If City staff had dedicated its efforts toward clarifying how to convene the Design Review Committee when UNR’s skyway was first submitted to the City in February—four months ago—that committee’s review could have been completed by now. As it is, City Council now has had to devote two meetings to formalizing the exemption of skyways like UNR’s from city code—the first on July 22nd, and the second on August 12th.
In doing so, these City Councilmembers have clearly succumbed to flawed interpretations of both the existing city code and of UNR’s proposed skyway. City Council should not add a permanent exemption to a code requirement in order to expedite a specific project—in this case, the UNR skyway—as both Jenny Brekhus and Naomi Duerr have pointed out, and any Councilmember’s refusal to support such an exemption should not imply any opposition to that specific project. It simply has nothing to do with it.

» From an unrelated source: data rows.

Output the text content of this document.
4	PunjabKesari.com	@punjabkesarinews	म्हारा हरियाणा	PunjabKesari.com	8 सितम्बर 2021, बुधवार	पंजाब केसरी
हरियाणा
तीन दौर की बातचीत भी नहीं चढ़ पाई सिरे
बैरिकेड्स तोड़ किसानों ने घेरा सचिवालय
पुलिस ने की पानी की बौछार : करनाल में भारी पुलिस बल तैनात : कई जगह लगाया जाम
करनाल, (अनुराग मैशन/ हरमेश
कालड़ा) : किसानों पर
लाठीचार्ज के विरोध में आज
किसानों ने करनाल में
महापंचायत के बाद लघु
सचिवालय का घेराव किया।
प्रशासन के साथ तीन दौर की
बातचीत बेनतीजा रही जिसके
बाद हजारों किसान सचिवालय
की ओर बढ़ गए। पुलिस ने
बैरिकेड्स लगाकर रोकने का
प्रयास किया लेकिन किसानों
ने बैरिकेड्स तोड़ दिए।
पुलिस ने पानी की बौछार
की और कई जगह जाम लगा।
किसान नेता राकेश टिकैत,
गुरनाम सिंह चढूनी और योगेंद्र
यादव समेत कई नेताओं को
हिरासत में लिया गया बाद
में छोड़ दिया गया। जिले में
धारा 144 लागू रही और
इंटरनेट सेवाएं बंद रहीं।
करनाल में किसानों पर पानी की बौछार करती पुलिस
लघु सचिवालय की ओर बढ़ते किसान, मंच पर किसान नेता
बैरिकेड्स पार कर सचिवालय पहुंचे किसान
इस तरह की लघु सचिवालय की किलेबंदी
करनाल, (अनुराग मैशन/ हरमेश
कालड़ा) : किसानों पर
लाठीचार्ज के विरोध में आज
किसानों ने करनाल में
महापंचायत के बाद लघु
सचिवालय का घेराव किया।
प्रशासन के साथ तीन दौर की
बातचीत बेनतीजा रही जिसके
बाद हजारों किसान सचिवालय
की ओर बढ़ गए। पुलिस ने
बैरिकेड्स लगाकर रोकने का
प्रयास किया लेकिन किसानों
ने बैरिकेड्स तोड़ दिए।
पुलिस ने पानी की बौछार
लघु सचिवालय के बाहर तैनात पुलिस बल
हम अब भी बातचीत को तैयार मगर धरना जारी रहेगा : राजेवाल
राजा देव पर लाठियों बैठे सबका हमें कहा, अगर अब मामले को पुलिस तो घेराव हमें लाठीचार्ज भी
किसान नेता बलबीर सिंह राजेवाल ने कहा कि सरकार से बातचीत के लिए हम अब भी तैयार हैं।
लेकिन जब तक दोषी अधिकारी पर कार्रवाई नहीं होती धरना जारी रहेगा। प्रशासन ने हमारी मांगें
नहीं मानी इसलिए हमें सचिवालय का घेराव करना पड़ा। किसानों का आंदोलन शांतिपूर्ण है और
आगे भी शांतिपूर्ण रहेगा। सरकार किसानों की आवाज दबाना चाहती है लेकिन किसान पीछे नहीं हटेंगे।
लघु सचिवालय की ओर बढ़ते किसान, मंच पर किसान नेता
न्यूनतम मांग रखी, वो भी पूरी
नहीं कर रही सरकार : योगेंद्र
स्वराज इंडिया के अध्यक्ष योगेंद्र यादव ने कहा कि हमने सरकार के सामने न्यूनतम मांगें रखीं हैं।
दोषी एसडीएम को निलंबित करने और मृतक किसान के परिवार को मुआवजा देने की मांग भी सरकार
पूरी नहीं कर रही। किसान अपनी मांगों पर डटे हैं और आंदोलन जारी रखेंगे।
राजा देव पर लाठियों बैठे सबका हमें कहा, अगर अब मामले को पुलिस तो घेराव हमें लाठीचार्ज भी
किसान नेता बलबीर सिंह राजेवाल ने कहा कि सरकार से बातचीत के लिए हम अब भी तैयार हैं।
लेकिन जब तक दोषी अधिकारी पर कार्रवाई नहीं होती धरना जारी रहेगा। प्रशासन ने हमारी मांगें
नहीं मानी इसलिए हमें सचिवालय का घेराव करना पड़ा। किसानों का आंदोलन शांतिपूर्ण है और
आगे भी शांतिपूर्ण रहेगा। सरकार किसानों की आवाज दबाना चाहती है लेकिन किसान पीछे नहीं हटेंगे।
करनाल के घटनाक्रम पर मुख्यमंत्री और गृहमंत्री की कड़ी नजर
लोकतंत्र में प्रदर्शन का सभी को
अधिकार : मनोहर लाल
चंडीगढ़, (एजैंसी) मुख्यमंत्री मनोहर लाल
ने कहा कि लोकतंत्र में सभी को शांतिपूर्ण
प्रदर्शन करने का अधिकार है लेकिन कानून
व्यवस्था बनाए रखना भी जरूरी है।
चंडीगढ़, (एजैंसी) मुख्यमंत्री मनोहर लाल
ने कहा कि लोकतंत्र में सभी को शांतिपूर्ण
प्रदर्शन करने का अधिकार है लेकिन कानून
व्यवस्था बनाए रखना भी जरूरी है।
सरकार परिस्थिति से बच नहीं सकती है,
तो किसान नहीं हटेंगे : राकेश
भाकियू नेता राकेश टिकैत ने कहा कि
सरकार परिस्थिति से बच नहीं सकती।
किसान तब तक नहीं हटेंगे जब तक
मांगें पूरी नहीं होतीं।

There is no objective reason to exempt any skyways over the public right of way from review by a Design Review Committee, which is an integral part of the code and of immense benefit to the City, regardless of a skyway’s size, location, or owner.
Rather than continue along its current path, City Council needs instead to take steps toward doing what it should have done in April: schedule an agenda item to approve the precise method of forming the DRC and convene it. The DRC can then review the UNR skyway and provide their recommendations to the Planning Commission so City Council can give it their approval (if they so desire) and get on with it.
For City Council to proceed with this exemption would be to reveal its willingness to needlessly and permanently alter a city ordinance in order to allow UNR to avoid what basically amounts to a single, but critical, non-regulatory meeting—a constructive, mutually beneficial professional review of its proposed skyway that would without question make it a better project for the university and the entire community.
Quick note: Also on the next agenda are proposed changes to the City Ordinance on Development Agreements, which is worthy of more attention later.